The Court affirmed a decision issued by the National Labor Relations Board (NLRB or Board) in July 2000. In that case, the NLRB reversed earlier decisions that had limited the right to have a co-worker present at investigatory interviews. Prior to the July decision, only unionized employees were entitled to demand the presence of a co-worker during investigatory interviews.
House Resources Committee Chairman to Step Down
On January 8, 2001, Representative James Hansen (R-UT), Chairman of the House Resources Committee, announced that he would leave office at the end of the 107th Congress this Fall. Representative Hansen replaced Representative Don Young (R-AK) as Chairman of the Committee in the January 2001.
The House Resources Committee plays a significant role in Indian and Alaska Native affairs because it considers much of the legislation affecting these groups, including land and water claims, tribal recognition, and tribal sovereignty. (See the January 2002 issue of the Tribal Advocate for a year-end summary of Native American and Alaska Native legislation.)
Legislation Highlights Focus on Indian Energy Policy
In recent years, there has been a greater focus on issues relating to the reformation of Indian energy policy, especially at the federal level. As the 107th Congress reconvenes for its second session, tribal energy policy is anticipated to receive increased attention.
For many tribes, a comprehensive energy policy is more than a matter of economic interest. To these tribes, regaining managerial control over their energy resources is a matter that goes to the heart of tribal autonomy. Despite the fact that abundant energy is produced on many reservations, some tribes still lack adequate energy sources. A March 2000 report issued by the Department of Energy (DOE) concluded that "household energy availability and use on Indian lands are significantly below that of non-Indian households." The Navajo Nation provides a good example of this problem. It is estimated that over twenty percent of Navajo Nation tribal members do not have access to electricity, despite the fact that the Nation produces more energy than any other tribe in the United States.

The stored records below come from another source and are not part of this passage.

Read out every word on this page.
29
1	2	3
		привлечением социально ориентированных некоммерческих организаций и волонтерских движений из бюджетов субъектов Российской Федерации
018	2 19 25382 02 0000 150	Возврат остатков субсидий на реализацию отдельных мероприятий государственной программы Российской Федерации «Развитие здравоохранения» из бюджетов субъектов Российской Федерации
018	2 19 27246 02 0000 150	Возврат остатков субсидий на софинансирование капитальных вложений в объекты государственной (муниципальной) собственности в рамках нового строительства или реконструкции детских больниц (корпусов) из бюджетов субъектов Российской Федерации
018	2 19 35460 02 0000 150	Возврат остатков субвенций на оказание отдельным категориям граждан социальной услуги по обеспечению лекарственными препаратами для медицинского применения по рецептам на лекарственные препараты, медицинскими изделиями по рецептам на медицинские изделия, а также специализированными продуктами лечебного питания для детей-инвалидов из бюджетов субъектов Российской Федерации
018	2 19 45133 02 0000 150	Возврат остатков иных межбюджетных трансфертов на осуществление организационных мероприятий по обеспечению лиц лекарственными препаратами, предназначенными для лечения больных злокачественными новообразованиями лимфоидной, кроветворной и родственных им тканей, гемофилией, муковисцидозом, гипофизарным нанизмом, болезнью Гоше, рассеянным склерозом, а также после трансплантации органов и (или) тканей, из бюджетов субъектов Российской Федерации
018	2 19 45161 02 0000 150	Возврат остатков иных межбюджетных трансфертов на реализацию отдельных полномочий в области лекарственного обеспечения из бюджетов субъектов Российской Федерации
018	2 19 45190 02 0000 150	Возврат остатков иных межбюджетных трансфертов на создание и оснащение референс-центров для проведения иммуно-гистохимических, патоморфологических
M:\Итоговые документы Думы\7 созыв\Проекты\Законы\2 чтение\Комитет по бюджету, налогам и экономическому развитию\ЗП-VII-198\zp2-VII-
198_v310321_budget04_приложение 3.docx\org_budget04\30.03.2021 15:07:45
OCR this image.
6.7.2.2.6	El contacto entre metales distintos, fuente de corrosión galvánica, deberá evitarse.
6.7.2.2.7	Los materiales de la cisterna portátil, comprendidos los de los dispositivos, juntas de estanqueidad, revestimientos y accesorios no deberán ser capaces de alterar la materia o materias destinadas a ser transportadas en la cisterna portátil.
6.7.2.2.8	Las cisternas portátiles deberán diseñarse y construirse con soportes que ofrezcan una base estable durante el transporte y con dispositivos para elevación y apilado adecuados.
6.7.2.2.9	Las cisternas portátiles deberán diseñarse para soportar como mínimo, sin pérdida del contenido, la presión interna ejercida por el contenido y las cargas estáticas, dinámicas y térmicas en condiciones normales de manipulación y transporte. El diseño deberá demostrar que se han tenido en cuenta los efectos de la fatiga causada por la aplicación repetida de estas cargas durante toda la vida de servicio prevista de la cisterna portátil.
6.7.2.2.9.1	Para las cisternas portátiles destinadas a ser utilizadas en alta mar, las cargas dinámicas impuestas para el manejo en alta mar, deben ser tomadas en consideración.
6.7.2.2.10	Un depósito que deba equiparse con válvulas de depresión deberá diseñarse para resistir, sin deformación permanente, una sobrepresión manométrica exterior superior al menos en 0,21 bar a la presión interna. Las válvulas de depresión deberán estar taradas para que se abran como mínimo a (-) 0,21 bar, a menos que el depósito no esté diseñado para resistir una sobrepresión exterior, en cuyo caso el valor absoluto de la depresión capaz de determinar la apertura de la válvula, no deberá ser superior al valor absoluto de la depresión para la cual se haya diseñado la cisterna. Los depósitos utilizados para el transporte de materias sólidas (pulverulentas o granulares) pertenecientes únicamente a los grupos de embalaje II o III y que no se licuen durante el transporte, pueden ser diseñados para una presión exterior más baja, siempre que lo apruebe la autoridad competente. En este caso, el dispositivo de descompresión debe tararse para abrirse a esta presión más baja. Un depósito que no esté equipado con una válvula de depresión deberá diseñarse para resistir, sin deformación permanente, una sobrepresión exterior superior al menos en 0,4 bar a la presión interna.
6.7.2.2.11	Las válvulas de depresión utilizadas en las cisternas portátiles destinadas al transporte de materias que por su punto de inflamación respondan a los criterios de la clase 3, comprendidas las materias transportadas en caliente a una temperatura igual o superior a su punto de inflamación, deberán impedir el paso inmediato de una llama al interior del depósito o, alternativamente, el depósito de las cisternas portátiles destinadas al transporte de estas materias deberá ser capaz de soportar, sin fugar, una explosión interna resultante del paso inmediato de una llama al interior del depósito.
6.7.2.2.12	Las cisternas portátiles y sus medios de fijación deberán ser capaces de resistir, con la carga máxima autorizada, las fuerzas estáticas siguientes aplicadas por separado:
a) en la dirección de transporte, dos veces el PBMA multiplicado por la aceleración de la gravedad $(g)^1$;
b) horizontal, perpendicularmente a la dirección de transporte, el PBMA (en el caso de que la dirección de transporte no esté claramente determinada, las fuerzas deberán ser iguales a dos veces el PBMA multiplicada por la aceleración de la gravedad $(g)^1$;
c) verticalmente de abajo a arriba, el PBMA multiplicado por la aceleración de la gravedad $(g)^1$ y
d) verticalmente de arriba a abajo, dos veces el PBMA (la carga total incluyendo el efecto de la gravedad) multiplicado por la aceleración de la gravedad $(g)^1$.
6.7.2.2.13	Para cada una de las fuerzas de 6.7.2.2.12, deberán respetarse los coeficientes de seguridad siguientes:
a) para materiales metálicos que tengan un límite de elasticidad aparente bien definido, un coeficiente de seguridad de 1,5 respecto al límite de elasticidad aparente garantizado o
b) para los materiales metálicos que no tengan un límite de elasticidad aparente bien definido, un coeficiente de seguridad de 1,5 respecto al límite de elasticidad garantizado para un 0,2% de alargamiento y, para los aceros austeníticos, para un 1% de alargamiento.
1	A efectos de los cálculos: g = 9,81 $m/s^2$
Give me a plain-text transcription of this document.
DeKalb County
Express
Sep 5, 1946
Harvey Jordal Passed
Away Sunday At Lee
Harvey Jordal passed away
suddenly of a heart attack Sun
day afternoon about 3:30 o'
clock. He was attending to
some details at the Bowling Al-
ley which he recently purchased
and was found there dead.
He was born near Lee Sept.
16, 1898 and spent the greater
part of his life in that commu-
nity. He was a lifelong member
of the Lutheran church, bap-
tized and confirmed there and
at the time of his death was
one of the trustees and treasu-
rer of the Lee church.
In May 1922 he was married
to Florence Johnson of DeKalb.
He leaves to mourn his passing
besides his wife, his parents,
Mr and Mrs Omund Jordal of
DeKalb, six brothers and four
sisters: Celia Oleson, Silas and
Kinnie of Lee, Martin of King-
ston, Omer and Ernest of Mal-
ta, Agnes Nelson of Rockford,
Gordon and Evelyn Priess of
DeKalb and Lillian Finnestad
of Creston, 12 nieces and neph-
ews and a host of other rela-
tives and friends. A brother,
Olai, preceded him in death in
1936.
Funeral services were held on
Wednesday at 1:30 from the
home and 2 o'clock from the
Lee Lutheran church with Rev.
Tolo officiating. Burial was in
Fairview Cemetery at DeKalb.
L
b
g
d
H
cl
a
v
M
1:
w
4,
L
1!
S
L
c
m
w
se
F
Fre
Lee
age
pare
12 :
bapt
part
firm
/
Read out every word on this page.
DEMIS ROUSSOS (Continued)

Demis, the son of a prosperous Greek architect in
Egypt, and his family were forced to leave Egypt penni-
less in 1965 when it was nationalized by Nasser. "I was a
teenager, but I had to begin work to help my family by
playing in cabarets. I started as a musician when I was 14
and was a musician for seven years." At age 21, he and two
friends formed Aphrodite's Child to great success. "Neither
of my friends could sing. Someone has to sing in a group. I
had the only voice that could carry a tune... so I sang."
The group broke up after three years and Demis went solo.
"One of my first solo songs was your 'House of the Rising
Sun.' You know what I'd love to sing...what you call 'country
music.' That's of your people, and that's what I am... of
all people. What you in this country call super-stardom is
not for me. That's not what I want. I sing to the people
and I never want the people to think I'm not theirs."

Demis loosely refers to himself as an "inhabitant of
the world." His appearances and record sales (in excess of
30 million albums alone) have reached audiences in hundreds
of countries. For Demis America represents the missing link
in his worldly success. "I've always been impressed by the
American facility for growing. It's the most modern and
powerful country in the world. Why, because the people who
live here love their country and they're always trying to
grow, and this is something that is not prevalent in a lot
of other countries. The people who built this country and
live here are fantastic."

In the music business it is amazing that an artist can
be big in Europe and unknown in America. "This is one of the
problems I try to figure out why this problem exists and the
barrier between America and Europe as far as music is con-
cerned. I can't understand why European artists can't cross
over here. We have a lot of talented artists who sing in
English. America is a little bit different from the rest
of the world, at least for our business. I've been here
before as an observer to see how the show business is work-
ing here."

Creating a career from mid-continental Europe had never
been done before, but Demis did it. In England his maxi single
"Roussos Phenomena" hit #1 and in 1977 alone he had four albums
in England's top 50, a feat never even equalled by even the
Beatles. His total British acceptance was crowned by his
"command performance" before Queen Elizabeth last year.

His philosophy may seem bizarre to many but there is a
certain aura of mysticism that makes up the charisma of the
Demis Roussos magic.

On January 8, 2002, the United States Supreme Court issued a unanimous decision in Toyota Motor Mfg. Ky., Inc. v. Williams which may substantially limit the application of the Americans with Disabilities Act (ADA). In response to this ruling, the Tribal Advocate has received several inquiries regarding the impact of this decision on employers.
Q: How will the U.S. Supreme Court's recent ruling regarding the application of the Americans with Disabilities Act impact employers?
A: The ruling will likely have a positive impact on employers as it appears to substantially limit the definition of "disabled" for purposes of the ADA, thereby limiting the number of individuals who are covered under the Act. To qualify as a person with a disability under the ADA, an individual must show that he/she suffers from a mental or physical condition that "substantially limits a major life activity." Examples of major life activities include caring for oneself, performing manual tasks, walking, seeing, hearing, speaking, breathing, learning and working.